Open yangky11 opened 7 months ago
After reading the basic operations supported about sequence by smt, I tried to encode the summation
in the format of (seq.fold_left fn b s)
.
Example,
theorem induction_sum2kp1npqsqm1 (n : ℕ) :
∑ k in Finset.range n, (2 * k + 3) = (n + 1) ^ 2 - 1 := by
After encoding,
(declare-const s (Seq Int))
(define-fun sum ((acc Int) (x Int)) Int (+ acc x))
(declare-const n Int)
(assert (= (seq.len s) n))
(assert (forall ((k Int))
(=> (and (>= k 0) (< k n))
(= (seq.nth s k) (+ 3 (* 2 k))))
))
(assert (not (= (- (^ (+ 1 n) 2) 1) (seq.fold_left sum 0 s))))
(check-sat)
Specifically, I represent sum
as
(define-fun sum ((acc Int) (x Int)) Int (+ acc x))
(seq.fold_left sum 0 s)
But SMT-solvers stucked when searching the answer.
I wonder if it mainly comes from variable sequence length issue.
So I take another example where sequence is length-fixed.
Example2,
theorem mathd_numbertheory_109 (v : ℕ → ℕ) (h₀ : ∀ n, v n = 2 * n - 1) :
(∑ k in Finset.Icc 1 100, v k) % 7 = 4 := by
After encoding,
(declare-fun v ((Int)) Int)
(assert (forall ((n Int)) (= (v n) (- (* 2 n) 1))))
(declare-const s (Seq Int))
(assert (= (seq.len s) 100))
(define-fun sum ((acc Int) (x Int)) Int (+ acc x))
(assert (forall ((k Int))
(=> (and (>= k 0) (< k 100))
(= (seq.nth s k) (v (+ k 1))))
))
(assert (not (= (mod (seq.fold_left sum 0 s) 7) 4)))
(check-sat)
Z3 solver achieve to output unsat
but take quite a long time.
It seems that under current encoding strategy, difficulty of searching process is highly related to length of sequence.

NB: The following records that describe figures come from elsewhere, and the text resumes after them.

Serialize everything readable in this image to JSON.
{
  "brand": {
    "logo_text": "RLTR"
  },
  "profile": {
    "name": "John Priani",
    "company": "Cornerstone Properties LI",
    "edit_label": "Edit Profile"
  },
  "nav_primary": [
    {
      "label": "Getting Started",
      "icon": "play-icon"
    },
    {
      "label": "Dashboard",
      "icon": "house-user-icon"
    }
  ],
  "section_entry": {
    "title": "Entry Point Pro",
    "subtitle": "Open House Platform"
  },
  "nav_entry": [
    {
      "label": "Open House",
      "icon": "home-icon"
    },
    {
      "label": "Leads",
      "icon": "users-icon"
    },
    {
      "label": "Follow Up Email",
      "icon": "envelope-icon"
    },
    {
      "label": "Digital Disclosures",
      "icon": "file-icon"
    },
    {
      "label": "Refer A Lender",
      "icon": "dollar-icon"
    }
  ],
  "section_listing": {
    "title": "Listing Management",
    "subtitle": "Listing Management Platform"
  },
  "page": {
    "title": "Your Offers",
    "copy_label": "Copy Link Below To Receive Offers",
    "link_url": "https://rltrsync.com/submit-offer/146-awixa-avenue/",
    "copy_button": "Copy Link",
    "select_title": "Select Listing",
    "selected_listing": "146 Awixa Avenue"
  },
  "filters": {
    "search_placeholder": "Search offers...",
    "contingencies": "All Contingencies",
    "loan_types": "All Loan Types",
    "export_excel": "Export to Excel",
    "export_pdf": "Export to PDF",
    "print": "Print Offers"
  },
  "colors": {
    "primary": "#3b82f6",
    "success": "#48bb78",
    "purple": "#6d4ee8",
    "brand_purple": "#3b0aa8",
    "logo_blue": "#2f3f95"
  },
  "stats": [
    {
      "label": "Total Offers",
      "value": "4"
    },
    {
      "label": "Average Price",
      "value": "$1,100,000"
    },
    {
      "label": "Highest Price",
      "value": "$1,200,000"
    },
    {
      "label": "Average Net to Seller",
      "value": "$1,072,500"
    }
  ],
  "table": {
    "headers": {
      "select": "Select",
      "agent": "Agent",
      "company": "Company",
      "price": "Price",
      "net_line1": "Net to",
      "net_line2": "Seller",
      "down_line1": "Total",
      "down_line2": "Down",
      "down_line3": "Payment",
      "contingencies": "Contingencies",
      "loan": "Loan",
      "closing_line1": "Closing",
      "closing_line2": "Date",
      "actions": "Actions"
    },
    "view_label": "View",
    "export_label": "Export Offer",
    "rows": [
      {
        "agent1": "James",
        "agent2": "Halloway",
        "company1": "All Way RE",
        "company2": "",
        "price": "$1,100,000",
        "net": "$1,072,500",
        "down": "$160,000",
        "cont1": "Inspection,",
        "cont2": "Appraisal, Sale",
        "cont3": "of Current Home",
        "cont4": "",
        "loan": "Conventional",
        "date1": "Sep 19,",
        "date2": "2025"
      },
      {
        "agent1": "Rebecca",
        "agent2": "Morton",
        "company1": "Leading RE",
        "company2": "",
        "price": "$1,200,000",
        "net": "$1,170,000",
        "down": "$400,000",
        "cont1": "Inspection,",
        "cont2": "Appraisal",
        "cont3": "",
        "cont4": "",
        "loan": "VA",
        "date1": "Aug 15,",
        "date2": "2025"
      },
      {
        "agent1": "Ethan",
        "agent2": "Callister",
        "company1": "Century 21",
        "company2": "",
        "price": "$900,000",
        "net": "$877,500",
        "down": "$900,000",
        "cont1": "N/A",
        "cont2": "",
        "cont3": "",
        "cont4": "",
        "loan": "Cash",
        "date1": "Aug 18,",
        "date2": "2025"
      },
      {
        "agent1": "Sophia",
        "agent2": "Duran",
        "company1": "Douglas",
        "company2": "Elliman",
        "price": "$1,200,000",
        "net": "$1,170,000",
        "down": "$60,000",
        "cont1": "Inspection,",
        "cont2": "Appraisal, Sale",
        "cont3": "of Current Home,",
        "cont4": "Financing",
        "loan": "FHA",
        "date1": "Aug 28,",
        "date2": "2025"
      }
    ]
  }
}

The encoding looks good to me. Problems related to sequences are just inherently more challenging, and they sometimes require induction, which SMT solvers are not good at. I think we can just go with the current implementation.
Got it.
https://microsoft.github.io/z3guide/docs/theories/Sequences/